Peter J. Levinson, in his Dorsey biography, tells us that the “
Bergen
Record
entertainment editor and syndicated writer Dan Lewis, [who] knew Moretti personally … once asked [the gangster] if there was any truth to these reports. Moretti smiled and, in a rare departure from
omertà
, answered, ‘Well, Dan, let’s just say we took very good care of Sinatra.’ ”
In fact, Moretti had a reputation for making frequent departures from
omertà
. He was an infamous blowhard whose garrulity—perhaps abetted by an advanced case of syphilis—would eventually lead to his elimination.
To complicate matters further, Dorsey’s daughter, Levinson writes, “
vividly remembers her father telling her about getting a threatening telephone call at dinnertime early in the Sinatra-Dorsey contretemps. The anonymous caller implied ominous consequences if Dorsey didn’t ‘cooperate’ by letting Sinatra out of his contract. He was reminding Dorsey that he had two children, and that he wouldn’t want anything to happen to them. That’s when Dorsey responded by putting up barbed wire atop the wall surrounding [his house], installed sweeping searchlights that bathed the property on a nightly basis, and constructed an elaborate electric fence at the entrance to the property.”
There is yet another story, told by an old Hoboken pal of Sinatra’s, one Joey D’Orazio, that possesses a seriocomic ring of truth. D’Orazio asserted that Hank Sanicola sent two rough customers, “
not real underworld characters but just some frightening fellows that he and Sinatra both knew,” to threaten Dorsey if he didn’t release the singer from the contract. Sanicola claimed that in order to protect Sinatra should things go wrong, he never told him about the two thugs.
But, according to D’Orazio, when the two threatened to break Dorsey’s arms if he didn’t sign legal papers to let the singer go, the bandleader “laughed in their faces … [saying] ‘Oh, yeah, look how scared I am. Tell Frank … I said, “Go to hell for sending his goons to beat me up.” ’ ”

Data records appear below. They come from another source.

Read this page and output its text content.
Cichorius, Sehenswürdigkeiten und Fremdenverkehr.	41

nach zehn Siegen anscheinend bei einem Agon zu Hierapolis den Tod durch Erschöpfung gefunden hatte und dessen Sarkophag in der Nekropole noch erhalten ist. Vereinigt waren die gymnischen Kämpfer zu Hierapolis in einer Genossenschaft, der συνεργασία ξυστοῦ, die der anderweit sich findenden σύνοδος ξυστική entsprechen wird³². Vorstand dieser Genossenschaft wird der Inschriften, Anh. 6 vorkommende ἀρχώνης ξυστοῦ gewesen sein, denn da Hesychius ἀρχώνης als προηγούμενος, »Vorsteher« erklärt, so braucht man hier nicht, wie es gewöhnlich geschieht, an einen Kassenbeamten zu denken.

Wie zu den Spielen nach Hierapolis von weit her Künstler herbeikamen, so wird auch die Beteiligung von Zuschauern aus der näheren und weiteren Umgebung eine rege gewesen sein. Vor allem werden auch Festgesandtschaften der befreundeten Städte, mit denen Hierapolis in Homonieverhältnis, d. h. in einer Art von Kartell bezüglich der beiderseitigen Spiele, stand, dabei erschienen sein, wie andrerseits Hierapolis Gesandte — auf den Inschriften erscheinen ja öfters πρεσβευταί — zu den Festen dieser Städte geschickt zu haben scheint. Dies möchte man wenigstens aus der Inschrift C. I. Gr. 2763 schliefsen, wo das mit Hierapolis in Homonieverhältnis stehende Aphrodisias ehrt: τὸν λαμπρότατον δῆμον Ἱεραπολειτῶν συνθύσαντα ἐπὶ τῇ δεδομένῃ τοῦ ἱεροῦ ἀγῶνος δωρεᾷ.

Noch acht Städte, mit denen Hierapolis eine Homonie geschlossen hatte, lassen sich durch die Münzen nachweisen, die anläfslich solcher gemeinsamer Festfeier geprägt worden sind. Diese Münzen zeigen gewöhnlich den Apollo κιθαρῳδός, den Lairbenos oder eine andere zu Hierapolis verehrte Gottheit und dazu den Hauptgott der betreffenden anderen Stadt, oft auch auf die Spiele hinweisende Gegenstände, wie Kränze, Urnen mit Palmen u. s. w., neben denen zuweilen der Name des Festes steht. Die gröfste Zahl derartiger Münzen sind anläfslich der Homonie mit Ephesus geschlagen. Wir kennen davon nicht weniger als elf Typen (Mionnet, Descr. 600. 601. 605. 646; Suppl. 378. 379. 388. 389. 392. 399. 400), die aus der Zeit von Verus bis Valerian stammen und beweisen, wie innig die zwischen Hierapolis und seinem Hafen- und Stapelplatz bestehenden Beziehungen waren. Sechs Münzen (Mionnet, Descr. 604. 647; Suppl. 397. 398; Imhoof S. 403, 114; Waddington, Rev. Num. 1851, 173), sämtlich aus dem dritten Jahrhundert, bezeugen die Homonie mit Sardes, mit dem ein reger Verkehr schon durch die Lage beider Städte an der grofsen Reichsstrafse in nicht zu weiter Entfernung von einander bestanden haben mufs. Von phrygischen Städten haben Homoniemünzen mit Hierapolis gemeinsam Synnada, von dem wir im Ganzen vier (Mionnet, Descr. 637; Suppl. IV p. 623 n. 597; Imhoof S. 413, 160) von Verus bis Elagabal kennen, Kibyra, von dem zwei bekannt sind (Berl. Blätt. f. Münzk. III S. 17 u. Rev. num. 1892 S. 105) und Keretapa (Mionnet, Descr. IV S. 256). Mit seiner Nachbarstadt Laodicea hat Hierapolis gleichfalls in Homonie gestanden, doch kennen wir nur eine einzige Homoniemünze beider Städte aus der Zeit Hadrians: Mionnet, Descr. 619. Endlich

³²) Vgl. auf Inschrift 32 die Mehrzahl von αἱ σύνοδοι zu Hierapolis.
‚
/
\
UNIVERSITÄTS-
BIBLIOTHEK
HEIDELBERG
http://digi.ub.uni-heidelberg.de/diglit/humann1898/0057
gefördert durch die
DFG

Dorsey then told the men, “I’ll sign the goddamn papers, that’s how sick I am of Frank Sinatra, the no good bum. The hell with him.”
“
It wasn’t much of an intimidation,” D’Orazio said. “In fact, one of the guys was so excited about meeting Tommy Dorsey, he had to be talked out of going back and asking the guy for his autograph after they left his office.”